Australian developer Charter Hall lodged plans with the State Commission Assessment Panel (SCAP) in July to bulldoze the Southern Cross Arcade and neighbouring Sands and McDougall building to make way for a 15-storey office tower with ground floor retail space.
The nineteenth century Sands and McDougall building, remodelled in the 1930s, was formerly used as a printing press and its external form and front-facing art deco detailing are local heritage-listed.
In August, the SA Heritage Council decided to provisionally list the building at 64 King William Street as a state heritage place, describing its “highly intact” front façade of coloured cement, copper panels and metal grilles as an “outstanding and early example of art deco architecture in South Australia”.
However, the council is still waiting to confirm the provisional listing, with a public consultation due to wrap up on November 24.
Under the state’s heritage laws, changes to heritage places “should not diminish, destroy or conceal significant elements of the place”, with total demolition not normally permitted.
Developers must also get approval from Environment Minister David Speirs to alter a state heritage place, or non-listed properties in the vicinity of a state heritage place, where the work is considered to “materially affect the context within which the state heritage place is situated”.
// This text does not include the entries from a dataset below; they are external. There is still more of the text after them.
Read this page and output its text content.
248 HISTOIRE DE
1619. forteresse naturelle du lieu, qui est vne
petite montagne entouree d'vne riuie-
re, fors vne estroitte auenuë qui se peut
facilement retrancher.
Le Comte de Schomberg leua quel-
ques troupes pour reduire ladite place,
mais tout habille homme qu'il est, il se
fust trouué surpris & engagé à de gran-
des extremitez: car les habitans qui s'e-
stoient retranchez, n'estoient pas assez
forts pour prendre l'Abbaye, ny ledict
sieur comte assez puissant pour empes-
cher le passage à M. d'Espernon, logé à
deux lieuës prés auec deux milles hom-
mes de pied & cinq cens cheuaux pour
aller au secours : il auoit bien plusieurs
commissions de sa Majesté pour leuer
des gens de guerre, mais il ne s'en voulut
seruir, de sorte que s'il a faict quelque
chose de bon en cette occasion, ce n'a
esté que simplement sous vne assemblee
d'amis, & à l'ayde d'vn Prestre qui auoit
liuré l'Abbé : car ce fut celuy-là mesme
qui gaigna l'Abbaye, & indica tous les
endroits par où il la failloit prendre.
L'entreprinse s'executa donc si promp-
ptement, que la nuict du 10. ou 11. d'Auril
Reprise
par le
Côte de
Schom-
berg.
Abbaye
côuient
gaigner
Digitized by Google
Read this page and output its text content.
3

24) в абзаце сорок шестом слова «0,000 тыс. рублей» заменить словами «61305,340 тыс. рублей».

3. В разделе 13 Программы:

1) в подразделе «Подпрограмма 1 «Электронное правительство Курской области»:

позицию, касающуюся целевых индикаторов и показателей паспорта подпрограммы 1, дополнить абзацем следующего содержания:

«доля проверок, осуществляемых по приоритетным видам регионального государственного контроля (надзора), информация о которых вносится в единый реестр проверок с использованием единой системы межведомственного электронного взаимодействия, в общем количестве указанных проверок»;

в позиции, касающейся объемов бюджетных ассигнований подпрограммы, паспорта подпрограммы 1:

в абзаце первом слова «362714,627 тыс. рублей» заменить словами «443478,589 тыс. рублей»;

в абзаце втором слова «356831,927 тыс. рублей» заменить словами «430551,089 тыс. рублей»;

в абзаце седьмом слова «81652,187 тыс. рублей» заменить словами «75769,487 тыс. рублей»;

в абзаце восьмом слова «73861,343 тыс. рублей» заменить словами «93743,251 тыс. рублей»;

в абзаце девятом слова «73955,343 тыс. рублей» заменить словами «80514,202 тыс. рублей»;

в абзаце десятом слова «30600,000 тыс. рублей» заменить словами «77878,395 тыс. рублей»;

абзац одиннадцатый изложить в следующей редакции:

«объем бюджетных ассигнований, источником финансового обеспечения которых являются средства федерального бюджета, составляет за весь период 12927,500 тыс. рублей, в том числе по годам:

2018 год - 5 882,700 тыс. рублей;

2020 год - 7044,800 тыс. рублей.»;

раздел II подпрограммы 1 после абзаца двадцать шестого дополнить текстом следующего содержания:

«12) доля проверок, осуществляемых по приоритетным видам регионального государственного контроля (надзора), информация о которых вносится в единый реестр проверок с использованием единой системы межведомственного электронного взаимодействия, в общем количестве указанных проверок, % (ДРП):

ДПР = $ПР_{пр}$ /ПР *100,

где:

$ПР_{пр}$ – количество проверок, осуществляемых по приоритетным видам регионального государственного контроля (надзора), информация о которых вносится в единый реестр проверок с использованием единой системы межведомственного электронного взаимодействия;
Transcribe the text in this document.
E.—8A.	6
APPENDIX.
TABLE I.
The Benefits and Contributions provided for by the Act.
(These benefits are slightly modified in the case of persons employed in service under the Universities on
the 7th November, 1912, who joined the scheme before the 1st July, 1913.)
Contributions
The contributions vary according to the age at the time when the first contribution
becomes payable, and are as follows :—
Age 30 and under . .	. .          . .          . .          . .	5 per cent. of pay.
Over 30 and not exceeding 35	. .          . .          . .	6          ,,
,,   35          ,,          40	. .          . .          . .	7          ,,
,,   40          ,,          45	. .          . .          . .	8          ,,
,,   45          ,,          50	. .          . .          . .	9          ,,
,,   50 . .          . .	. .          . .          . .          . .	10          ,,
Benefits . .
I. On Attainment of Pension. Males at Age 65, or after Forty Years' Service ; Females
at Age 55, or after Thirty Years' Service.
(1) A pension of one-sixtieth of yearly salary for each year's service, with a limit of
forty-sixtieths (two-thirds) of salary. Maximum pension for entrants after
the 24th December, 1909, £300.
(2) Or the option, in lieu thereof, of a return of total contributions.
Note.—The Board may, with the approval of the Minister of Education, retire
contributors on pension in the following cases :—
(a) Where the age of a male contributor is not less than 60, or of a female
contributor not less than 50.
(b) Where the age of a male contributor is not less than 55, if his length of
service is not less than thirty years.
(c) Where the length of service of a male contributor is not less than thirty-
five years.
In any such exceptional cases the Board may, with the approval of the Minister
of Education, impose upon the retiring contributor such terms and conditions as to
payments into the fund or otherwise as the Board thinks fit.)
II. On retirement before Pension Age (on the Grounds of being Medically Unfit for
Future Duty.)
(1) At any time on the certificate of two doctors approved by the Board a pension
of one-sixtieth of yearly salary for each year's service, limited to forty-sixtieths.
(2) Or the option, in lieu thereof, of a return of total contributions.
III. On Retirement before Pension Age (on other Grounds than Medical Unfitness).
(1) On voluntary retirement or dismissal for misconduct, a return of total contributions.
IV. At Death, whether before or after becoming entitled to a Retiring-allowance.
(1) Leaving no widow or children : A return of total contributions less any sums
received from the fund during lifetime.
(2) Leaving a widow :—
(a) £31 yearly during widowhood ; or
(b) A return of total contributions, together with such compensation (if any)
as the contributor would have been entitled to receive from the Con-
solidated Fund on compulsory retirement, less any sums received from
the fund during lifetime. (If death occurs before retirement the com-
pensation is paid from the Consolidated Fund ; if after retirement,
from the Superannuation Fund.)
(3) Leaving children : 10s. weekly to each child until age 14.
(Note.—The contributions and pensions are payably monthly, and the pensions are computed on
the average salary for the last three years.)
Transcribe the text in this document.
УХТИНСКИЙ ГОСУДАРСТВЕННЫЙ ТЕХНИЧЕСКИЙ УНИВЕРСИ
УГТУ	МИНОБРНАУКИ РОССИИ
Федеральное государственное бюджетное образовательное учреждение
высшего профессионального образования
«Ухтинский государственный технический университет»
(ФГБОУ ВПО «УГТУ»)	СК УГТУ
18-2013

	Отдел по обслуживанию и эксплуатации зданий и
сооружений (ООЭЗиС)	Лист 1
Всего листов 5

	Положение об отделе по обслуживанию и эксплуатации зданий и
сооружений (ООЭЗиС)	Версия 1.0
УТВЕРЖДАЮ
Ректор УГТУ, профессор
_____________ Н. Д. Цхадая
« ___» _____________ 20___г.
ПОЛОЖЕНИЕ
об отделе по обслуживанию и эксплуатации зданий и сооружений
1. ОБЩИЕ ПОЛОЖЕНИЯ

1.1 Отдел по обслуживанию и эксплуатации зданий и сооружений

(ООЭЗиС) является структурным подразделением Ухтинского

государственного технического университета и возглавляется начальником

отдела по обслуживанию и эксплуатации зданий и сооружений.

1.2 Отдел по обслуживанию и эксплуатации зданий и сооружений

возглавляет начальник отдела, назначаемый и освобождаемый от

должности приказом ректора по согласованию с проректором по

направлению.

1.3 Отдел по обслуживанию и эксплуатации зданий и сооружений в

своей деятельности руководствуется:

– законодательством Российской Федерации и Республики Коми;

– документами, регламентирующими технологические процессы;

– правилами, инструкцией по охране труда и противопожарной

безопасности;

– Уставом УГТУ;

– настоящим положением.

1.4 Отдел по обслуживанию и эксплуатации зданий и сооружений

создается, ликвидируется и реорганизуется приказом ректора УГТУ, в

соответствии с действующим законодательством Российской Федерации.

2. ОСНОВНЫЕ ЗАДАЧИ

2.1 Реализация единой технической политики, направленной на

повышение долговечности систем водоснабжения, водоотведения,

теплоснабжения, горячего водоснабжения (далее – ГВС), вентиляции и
Charter Hall, which last year completed construction on a $260 million redevelopment of the GPO building on Victoria Square, has proposed bulldozing the Southern Cross Arcade and Sands and McDougall building and constructing a 15-storey tower including 40,000 square-metres of above-ground office space and 3000 square-metres of retail on the ground floor.
The proposed building, designed by Cox Architecture, will extend from King William Street through to James Place, making it one of the biggest office towers in Adelaide if it is approved.
A State Government planning spokesperson confirmed to InDaily in a statement that Charter Hall had placed its development application “on hold” but had not withdrawn its plans.
The spokesperson said the SCAP had not been involved in any discussions with the Heritage Council about the application.
“Questions pertaining to the applicant’s request to put the development application assessment on hold should be directed to the applicant,” the spokesperson said.
However, Charter Hall’s capital and product development head Adrian Harrington declined to respond to questions from InDaily.
Anyone, including Charter Hall, can make a “for or against” submission to the Heritage Council as part of the public consultation to confirm the Sands and McDougall building’s state heritage listing.
“Only after considering any submissions received will the Council determine whether or not the provisional entry should be confirmed,” an Environment Department spokesperson said.
“The proposed development is yet to be considered by the State Commission Assessment Panel (SCAP), the body delegated by the State Planning Commission to perform its development assessment functions.
“The assessment of the application is currently “on hold” at the request of the applicant.”
Charter Hall’s regional development director Simon Stockfeld told The Advertiser last month that the company hoped to start construction on the tower early next year, with completion scheduled for the middle of 2023.
“We’ve been through the pre-lodgement process and it’s been a good consultative process with the State Government and Adelaide City Council, to put forward a fantastic redevelopment for this site,” he was quoted.
However, the Adelaide City Council’s place director Klinton Devenish told InDaily the council would not support the demolition of the Sands and McDougall building – regardless of whether its state heritage listing is confirmed.
He said the council’s senior heritage architect had reviewed Charter Hall’s plans and advised that the proposal “fails to meet the requirements of the development plan that seek the retention and conservation of listed heritage places, and the incorporation of these heritage places into future development”.
He said the Sands and McDougall building’s integrity was considered “high”.
“The proposed development fails to adequately justify demolition of the heritage place, nor does it address any of the fundamental objectives or principles of development control within the development plan which address retention, conservation and reuse of the city’s heritage assets,” he said.
“The demolition of the Sands and McDougall building, whether it be a local heritage place or state heritage place is not supported.”
Southern Cross Arcade, which was built in the 1970s at the site of the former Southern Cross Hotel, houses a food court and retail outlets and is not heritage-listed.
The SCAP last month approved the demolition of the local-heritage listed former Bank of South Australia building on Pirie Street to make way for a new 21-storey, $160 million Hyatt Regency Adelaide hotel.